善の神を君が受け入れ、邪神を僕は受け入れてしまった。もう、君とは一緒に入れない。(短編風)

サスライワシKKG所属

短編風

第1話

僕達の両親は交通事故に遭った。親四人で旅行をしている最中にだ。



急に旅立ってしまった。



「ふええ〜ん」

となりで僕と同級生の女子が泣いている。

彼女は僕の幼名馴染だ。天光あまひかりかおるという。


僕の名前は闇雲やみぐもあんだ。

両親が名字からこう名付けたそうだ。

そして今は両親の葬儀の最中さなかだ。


両親の遺骨を炊飯器の中にいれる。


僕はもうこの場にいるのが嫌になりそうだ。もう目から涙も出せない。

僕の親が死んでしまった、そのことだけで心のなかに虚無感ができ、心がポッカリと空いてしまった。

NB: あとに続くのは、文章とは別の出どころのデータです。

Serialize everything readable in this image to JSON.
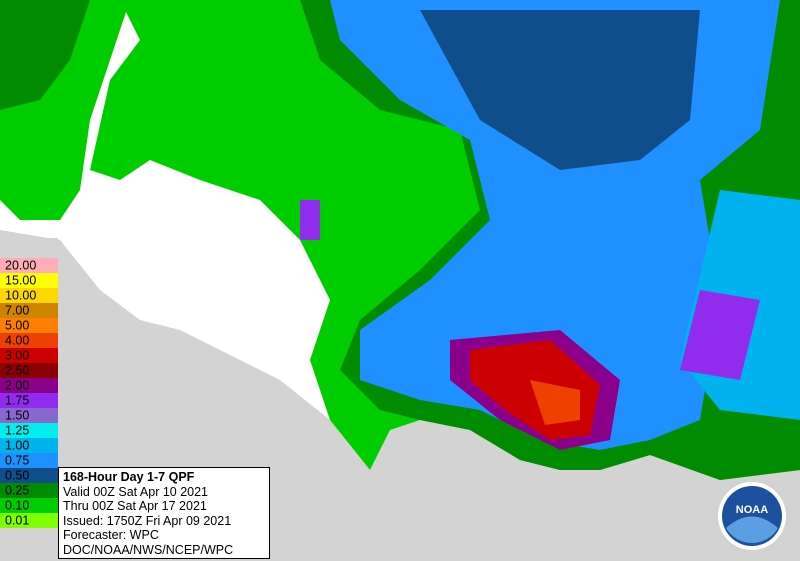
{
  "legend": {
    "items": [
      {
        "label": "20.00",
        "color": "#ffaeb9"
      },
      {
        "label": "15.00",
        "color": "#ffff00"
      },
      {
        "label": "10.00",
        "color": "#ffd700"
      },
      {
        "label": "7.00",
        "color": "#cd8500"
      },
      {
        "label": "5.00",
        "color": "#ff7f00"
      },
      {
        "label": "4.00",
        "color": "#ee4000"
      },
      {
        "label": "3.00",
        "color": "#cd0000"
      },
      {
        "label": "2.50",
        "color": "#8b0000"
      },
      {
        "label": "2.00",
        "color": "#8b008b"
      },
      {
        "label": "1.75",
        "color": "#912cee"
      },
      {
        "label": "1.50",
        "color": "#8968cd"
      },
      {
        "label": "1.25",
        "color": "#00eeee"
      },
      {
        "label": "1.00",
        "color": "#00b2ee"
      },
      {
        "label": "0.75",
        "color": "#1e90ff"
      },
      {
        "label": "0.50",
        "color": "#104e8b"
      },
      {
        "label": "0.25",
        "color": "#008b00"
      },
      {
        "label": "0.10",
        "color": "#00cd00"
      },
      {
        "label": "0.01",
        "color": "#7fff00"
      }
    ]
  },
  "info": {
    "title": "168-Hour Day 1-7 QPF",
    "lines": [
      "Valid 00Z Sat Apr 10 2021",
      "Thru 00Z Sat Apr 17 2021",
      "Issued: 1750Z Fri Apr 09 2021",
      "Forecaster: WPC",
      "DOC/NOAA/NWS/NCEP/WPC"
    ]
  },
  "logo": {
    "text": "NOAA"
  }
}
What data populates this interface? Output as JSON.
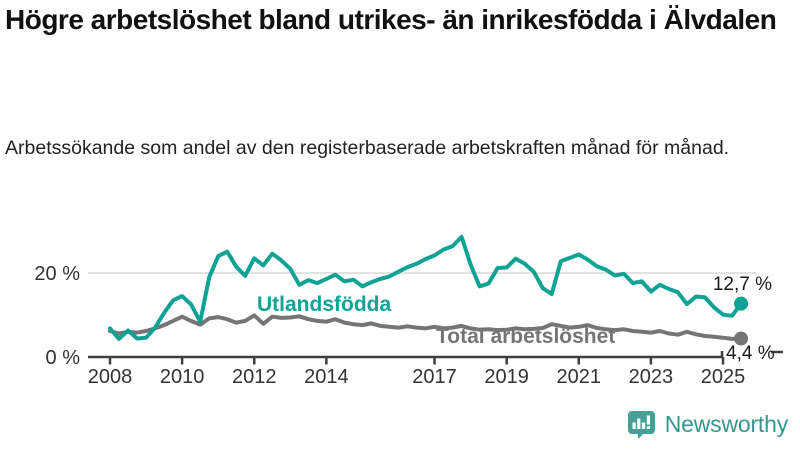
{
  "header": {
    "title": "Högre arbetslöshet bland utrikes- än inrikesfödda i Älvdalen",
    "subtitle": "Arbetssökande som andel av den registerbaserade arbetskraften månad för månad."
  },
  "chart_data": {
    "type": "line",
    "title": "Högre arbetslöshet bland utrikes- än inrikesfödda i Älvdalen",
    "subtitle": "Arbetssökande som andel av den registerbaserade arbetskraften månad för månad.",
    "unit": "%",
    "x_start": 2008.0,
    "x_step_years": 0.25,
    "xlim": [
      2008,
      2025.75
    ],
    "ylim": [
      0,
      30
    ],
    "x_ticks": [
      2008,
      2010,
      2012,
      2014,
      2017,
      2019,
      2021,
      2023,
      2025
    ],
    "y_ticks": [
      {
        "value": 0,
        "label": "0 %"
      },
      {
        "value": 20,
        "label": "20 %"
      }
    ],
    "grid": "horizontal gridline at 20 % only",
    "legend_position": "inline labels on lines",
    "series": [
      {
        "name": "Utlandsfödda",
        "color": "#10a294",
        "end_label": "12,7 %",
        "end_value": 12.7,
        "values": [
          6.8,
          4.3,
          6.3,
          4.4,
          4.6,
          7.0,
          10.5,
          13.5,
          14.5,
          12.5,
          8.4,
          19.0,
          24.0,
          25.1,
          21.5,
          19.3,
          23.5,
          21.8,
          24.6,
          23.0,
          21.0,
          17.2,
          18.3,
          17.6,
          18.6,
          19.6,
          18.0,
          18.4,
          16.8,
          17.8,
          18.6,
          19.2,
          20.3,
          21.4,
          22.2,
          23.3,
          24.2,
          25.6,
          26.4,
          28.6,
          22.0,
          16.8,
          17.5,
          21.2,
          21.3,
          23.4,
          22.2,
          20.3,
          16.4,
          15.0,
          22.8,
          23.6,
          24.4,
          23.2,
          21.6,
          20.8,
          19.4,
          19.8,
          17.6,
          18.0,
          15.6,
          17.2,
          16.2,
          15.4,
          12.6,
          14.4,
          14.2,
          11.8,
          10.1,
          9.8,
          12.7
        ]
      },
      {
        "name": "Total arbetslöshet",
        "color": "#757575",
        "end_label": "4,4 %",
        "end_value": 4.4,
        "values": [
          6.2,
          5.6,
          6.0,
          5.8,
          6.2,
          6.8,
          7.6,
          8.6,
          9.6,
          8.6,
          7.7,
          9.2,
          9.5,
          9.0,
          8.2,
          8.6,
          9.9,
          7.9,
          9.6,
          9.3,
          9.4,
          9.7,
          9.0,
          8.6,
          8.4,
          9.0,
          8.2,
          7.8,
          7.6,
          8.0,
          7.4,
          7.2,
          7.0,
          7.3,
          7.0,
          6.8,
          7.2,
          6.8,
          7.0,
          7.4,
          6.8,
          6.5,
          6.6,
          6.4,
          6.5,
          6.8,
          6.6,
          6.7,
          6.9,
          7.8,
          7.4,
          7.0,
          7.2,
          7.6,
          6.9,
          6.6,
          6.4,
          6.6,
          6.2,
          6.0,
          5.8,
          6.2,
          5.6,
          5.3,
          6.0,
          5.4,
          5.0,
          4.8,
          4.6,
          4.3,
          4.4
        ]
      }
    ]
  },
  "branding": {
    "logo_text": "Newsworthy",
    "logo_color": "#35968d",
    "icon_color": "#46a096",
    "icon": "newsworthy-speech-bubble-chart-icon"
  }
}
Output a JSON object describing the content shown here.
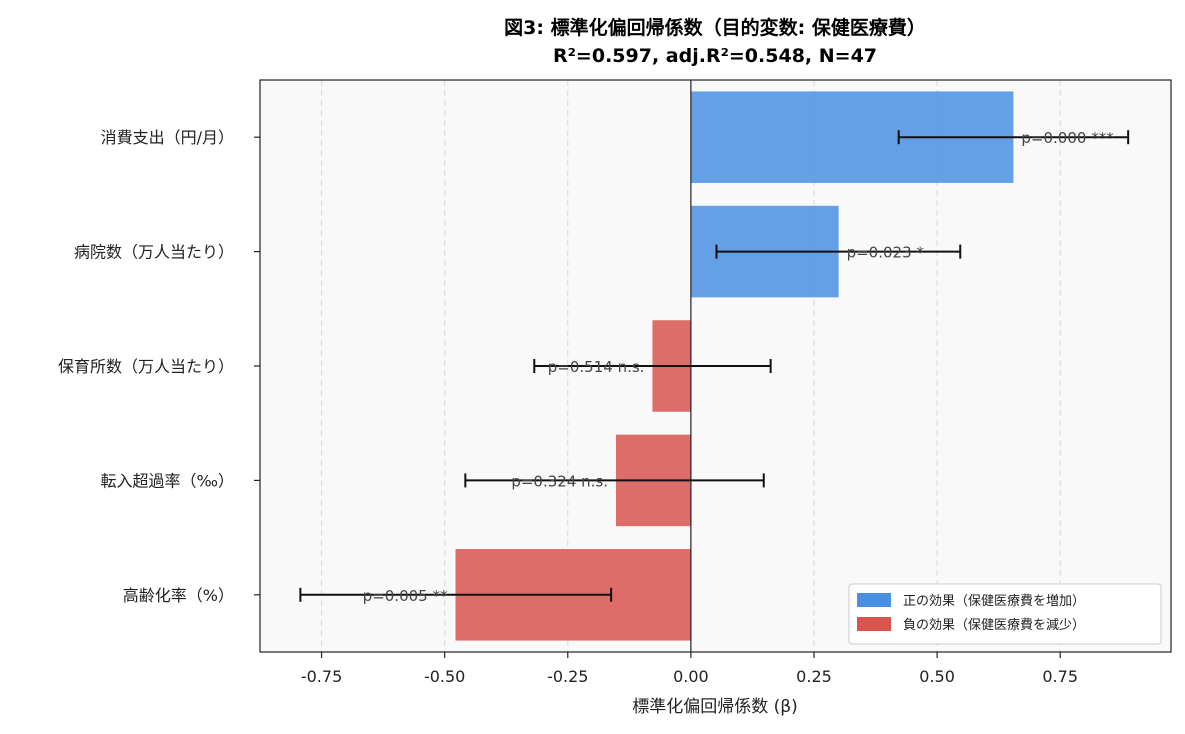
{
  "chart_data": {
    "type": "bar",
    "orientation": "horizontal",
    "title": "図3: 標準化偏回帰係数（目的変数: 保健医療費）",
    "subtitle": "R²=0.597, adj.R²=0.548, N=47",
    "xlabel": "標準化偏回帰係数 (β)",
    "ylabel": "",
    "xlim": [
      -0.875,
      0.975
    ],
    "x_ticks": [
      -0.75,
      -0.5,
      -0.25,
      0.0,
      0.25,
      0.5,
      0.75
    ],
    "x_tick_labels": [
      "-0.75",
      "-0.50",
      "-0.25",
      "0.00",
      "0.25",
      "0.50",
      "0.75"
    ],
    "grid": "x-dashed",
    "categories": [
      "消費支出（円/月）",
      "病院数（万人当たり）",
      "保育所数（万人当たり）",
      "転入超過率（‰）",
      "高齢化率（%）"
    ],
    "values": [
      0.655,
      0.3,
      -0.078,
      -0.152,
      -0.478
    ],
    "ci_low": [
      0.422,
      0.052,
      -0.318,
      -0.458,
      -0.793
    ],
    "ci_high": [
      0.888,
      0.547,
      0.162,
      0.148,
      -0.162
    ],
    "p_labels": [
      "p=0.000 ***",
      "p=0.023 *",
      "p=0.514 n.s.",
      "p=0.324 n.s.",
      "p=0.005 **"
    ],
    "legend": {
      "placement": "bottom-right",
      "entries": [
        {
          "label": "正の効果（保健医療費を増加）",
          "color": "#4a90e2"
        },
        {
          "label": "負の効果（保健医療費を減少）",
          "color": "#d9534f"
        }
      ]
    },
    "colors": {
      "positive": "#4a90e2",
      "negative": "#d9534f"
    }
  }
}
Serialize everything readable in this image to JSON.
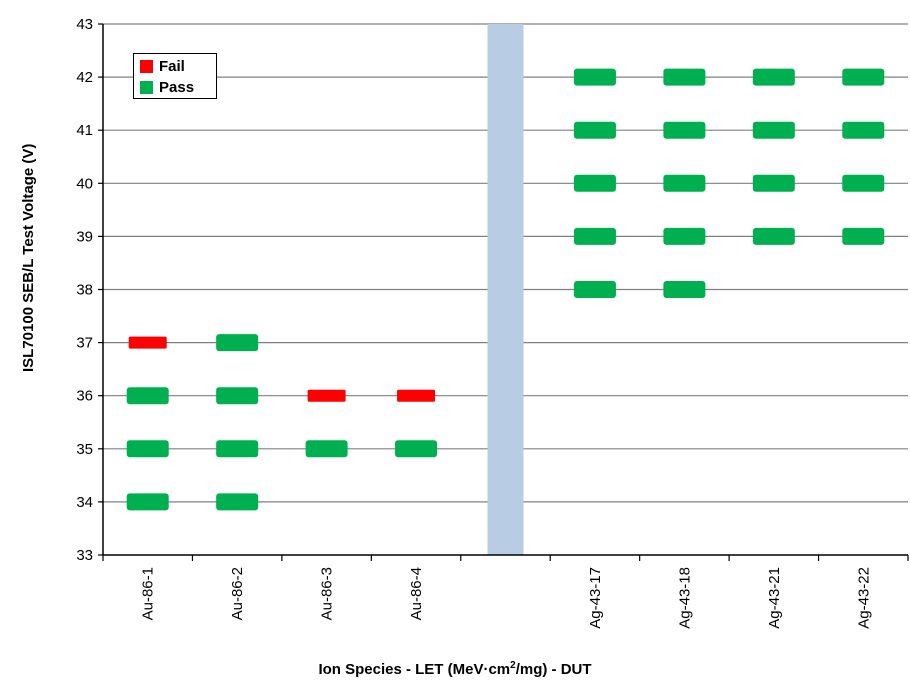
{
  "chart_data": {
    "type": "scatter",
    "ylabel": "ISL70100 SEB/L Test Voltage (V)",
    "xlabel_parts": {
      "before": "Ion Species - LET (MeV·cm",
      "sup": "2",
      "after": "/mg) - DUT"
    },
    "ylim": [
      33,
      43
    ],
    "yticks": [
      33,
      34,
      35,
      36,
      37,
      38,
      39,
      40,
      41,
      42,
      43
    ],
    "categories": [
      "Au-86-1",
      "Au-86-2",
      "Au-86-3",
      "Au-86-4",
      "",
      "Ag-43-17",
      "Ag-43-18",
      "Ag-43-21",
      "Ag-43-22"
    ],
    "grid": true,
    "legend_position": "top-left",
    "separator_category_index": 4,
    "colors": {
      "fail": "#ff0000",
      "pass": "#00b050",
      "separator": "#b8cce4"
    },
    "series": [
      {
        "name": "Fail",
        "points": [
          {
            "category": "Au-86-1",
            "y": 37
          },
          {
            "category": "Au-86-3",
            "y": 36
          },
          {
            "category": "Au-86-4",
            "y": 36
          }
        ]
      },
      {
        "name": "Pass",
        "points": [
          {
            "category": "Au-86-1",
            "y": 36
          },
          {
            "category": "Au-86-1",
            "y": 35
          },
          {
            "category": "Au-86-1",
            "y": 34
          },
          {
            "category": "Au-86-2",
            "y": 37
          },
          {
            "category": "Au-86-2",
            "y": 36
          },
          {
            "category": "Au-86-2",
            "y": 35
          },
          {
            "category": "Au-86-2",
            "y": 34
          },
          {
            "category": "Au-86-3",
            "y": 35
          },
          {
            "category": "Au-86-4",
            "y": 35
          },
          {
            "category": "Ag-43-17",
            "y": 42
          },
          {
            "category": "Ag-43-17",
            "y": 41
          },
          {
            "category": "Ag-43-17",
            "y": 40
          },
          {
            "category": "Ag-43-17",
            "y": 39
          },
          {
            "category": "Ag-43-17",
            "y": 38
          },
          {
            "category": "Ag-43-18",
            "y": 42
          },
          {
            "category": "Ag-43-18",
            "y": 41
          },
          {
            "category": "Ag-43-18",
            "y": 40
          },
          {
            "category": "Ag-43-18",
            "y": 39
          },
          {
            "category": "Ag-43-18",
            "y": 38
          },
          {
            "category": "Ag-43-21",
            "y": 42
          },
          {
            "category": "Ag-43-21",
            "y": 41
          },
          {
            "category": "Ag-43-21",
            "y": 40
          },
          {
            "category": "Ag-43-21",
            "y": 39
          },
          {
            "category": "Ag-43-22",
            "y": 42
          },
          {
            "category": "Ag-43-22",
            "y": 41
          },
          {
            "category": "Ag-43-22",
            "y": 40
          },
          {
            "category": "Ag-43-22",
            "y": 39
          }
        ]
      }
    ]
  }
}
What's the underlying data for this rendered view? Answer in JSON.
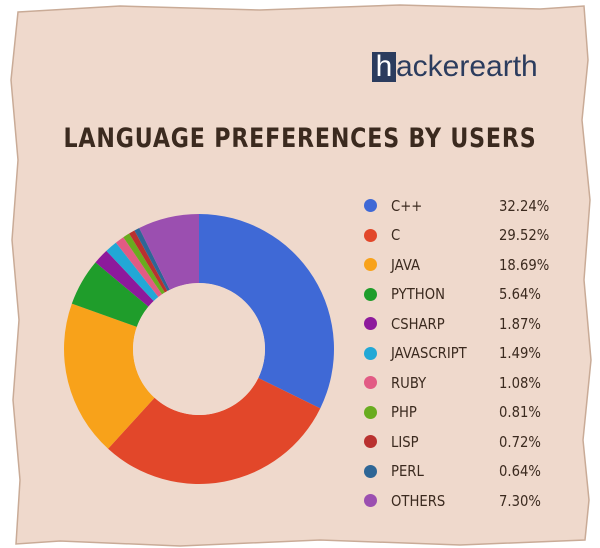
{
  "brand": {
    "box_letter": "h",
    "name": "ackerearth"
  },
  "chart_data": {
    "type": "pie",
    "title": "LANGUAGE PREFERENCES BY USERS",
    "categories": [
      "C++",
      "C",
      "JAVA",
      "PYTHON",
      "CSHARP",
      "JAVASCRIPT",
      "RUBY",
      "PHP",
      "LISP",
      "PERL",
      "OTHERS"
    ],
    "values": [
      32.24,
      29.52,
      18.69,
      5.64,
      1.87,
      1.49,
      1.08,
      0.81,
      0.72,
      0.64,
      7.3
    ],
    "labels": [
      "32.24%",
      "29.52%",
      "18.69%",
      "5.64%",
      "1.87%",
      "1.49%",
      "1.08%",
      "0.81%",
      "0.72%",
      "0.64%",
      "7.30%"
    ],
    "colors": [
      "#3f69d6",
      "#e2472a",
      "#f8a21a",
      "#1f9d2b",
      "#8d1a9c",
      "#22a8d6",
      "#e25b84",
      "#69ac1f",
      "#b9312f",
      "#2e6696",
      "#9b4fb0"
    ],
    "donut": true,
    "legend_position": "right"
  }
}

僕達は、一緒に帰った。帰り道、僕達はずっと無言であった。

夕焼けから、夜に染まっていく時間帯は今の僕達にお似合いな空みたいだ。何もかもが暗く白く見える。周りが見えない。

「・・・ねえ」

「・・・ん?」

「これから私達、どうしよう・・・」

「・・・」


それはそうだ。僕達は高校生だが、高校に入れたのは両親のおかげだ。

(ついでに、薫のおかげでもあるんだけどな…)


僕は薫が好きだ。長い付き合いだから、というのもあるが、純粋に彼女に惚れてしまった。


彼女は優しい。どんな人でも手助けをする。


そんなところに僕は惹かれた。

そんな彼女が弱音を吐くということは、気が滅入っているのだろう。僕も同じだから。


「・・・一旦気持ちを整理しよう・・・」

「・・・うん・・・」


僕達はそれぞれの家に帰った。この家も、僕の両親がいなくなったことから何処かに売り出される。


『ならば異世界に来ないか?』

「!?何だこの声!?」


僕はついに狂ってしまったのかと思ってしまった。

『我はジャヒデール。神である。ソナタを異世界に連れて行ってやろう』


僕は少し考えた。

「・・・行く。だけど、彼女…薫子も連れて行ってくれ。」


『・・・わかった』

そう言うと、謎の声――ジャヒデールの声は一旦しなくなった。


『・・・彼女はもういない』

「は!?」


なんで、なんで、なんで。自殺したのか!?お願いだ生きてくれ!


慌てる僕にジャヒデールは言った。

『彼女もまた、別の世界へと旅立った。お前と同じ世界だ』


「ほっ…」

僕が落ち着いたと見てジャヒデールは言った。

『では行くぞ』


「・・・父さん母さん、行ってきます」

僕は玄関で、最後の挨拶をポツリと言った。